According to WP:ADJECTIVE, Titles should be nouns or noun phrases. Adjective and verb forms (e.g. democratic, integrate) should redirect to articles titled with the corresponding noun (Democracy, Integration), although sometimes they will be disambiguation pages, as at Organic. For this reason, "Defined and undefined" is not an appropriate article title. Anything which could be discussed under such a title would be better discussed on the Well-definition article, therefore the Defined and undefined article should be merged here. Neelix (talk) 22:54, 11 February 2010 (UTC)[reply]

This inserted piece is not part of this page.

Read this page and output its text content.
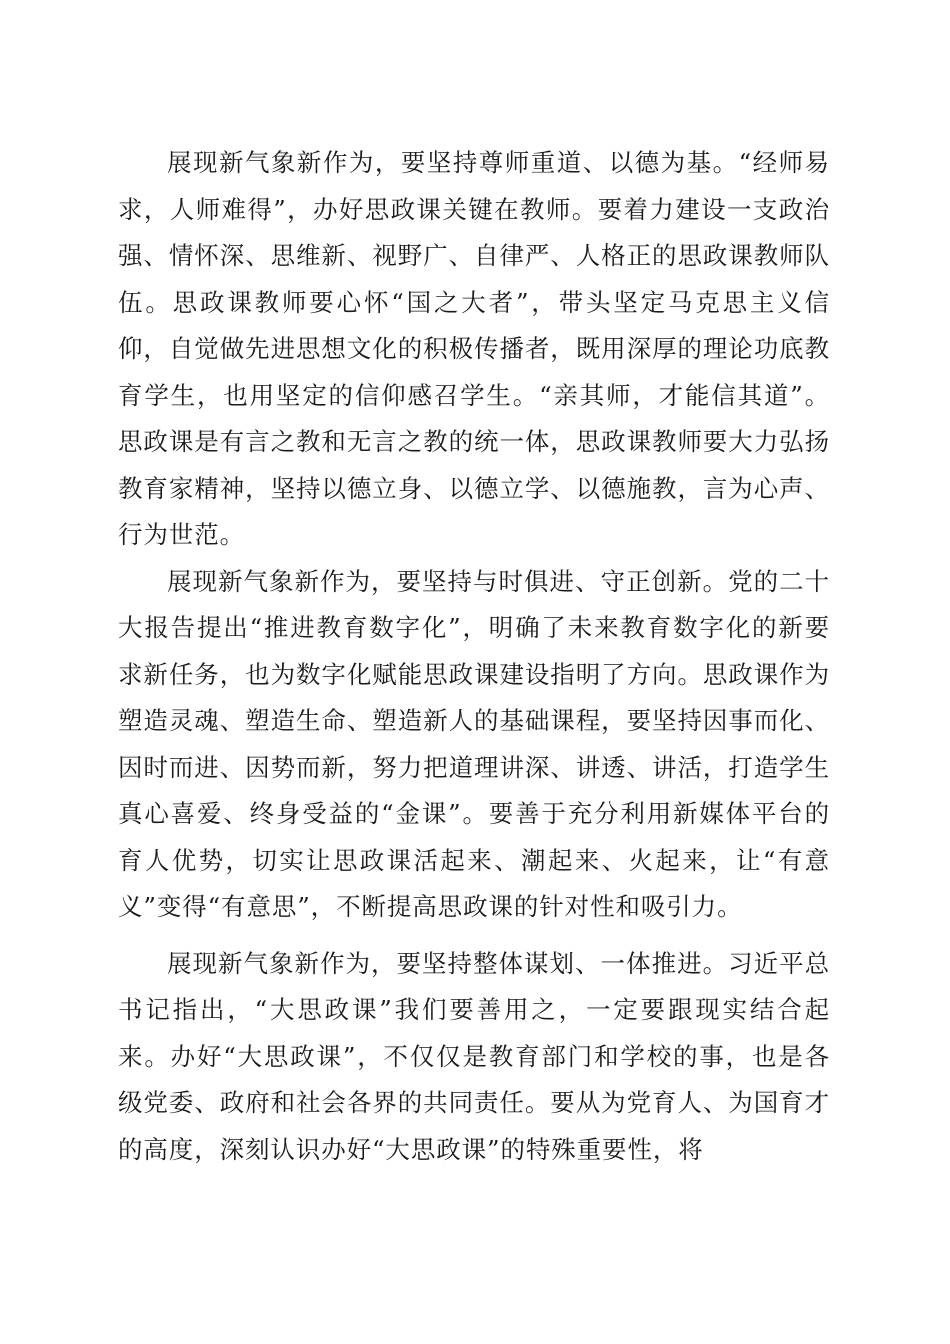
展现新气象新作为，要坚持尊师重道、以德为基。“经师易求，人师难得”，办好思政课关键在教师。要着力建设一支政治强、情怀深、思维新、视野广、自律严、人格正的思政课教师队伍。思政课教师要心怀“国之大者”，带头坚定马克思主义信仰，自觉做先进思想文化的积极传播者，既用深厚的理论功底教育学生，也用坚定的信仰感召学生。“亲其师，才能信其道”。思政课是有言之教和无言之教的统一体，思政课教师要大力弘扬教育家精神，坚持以德立身、以德立学、以德施教，言为心声、行为世范。

展现新气象新作为，要坚持与时俱进、守正创新。党的二十大报告提出“推进教育数字化”，明确了未来教育数字化的新要求新任务，也为数字化赋能思政课建设指明了方向。思政课作为塑造灵魂、塑造生命、塑造新人的基础课程，要坚持因事而化、因时而进、因势而新，努力把道理讲深、讲透、讲活，打造学生真心喜爱、终身受益的“金课”。要善于充分利用新媒体平台的育人优势，切实让思政课活起来、潮起来、火起来，让“有意义”变得“有意思”，不断提高思政课的针对性和吸引力。

展现新气象新作为，要坚持整体谋划、一体推进。习近平总书记指出，“大思政课”我们要善用之，一定要跟现实结合起来。办好“大思政课”，不仅仅是教育部门和学校的事，也是各级党委、政府和社会各界的共同责任。要从为党育人、为国育才的高度，深刻认识办好“大思政课”的特殊重要性，将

I agree to merge the “defined and undefined” and “well-definition” to the “well-definition” article – this is the same. But with one condition: there should be a distinct article undefined (or, say, undefined value if you are so concerned about grammatical issues), because this is an important topic itself, not only in mathematics, but in some programming languages also. “Undefined” is an important case regardless of its cause, such as function's argument out of domain, uninitialized variable or an argument which has not be passed (as in MediaWiki templates). There should be two articles: “well-definition” about the concept, and “undefined value” about the case when something is not defined and possible consequences. So, a completely new article should be written, with the title undefined or with a redirect from. Incnis Mrsi (talk) 07:48, 24 March 2010 (UTC)[reply]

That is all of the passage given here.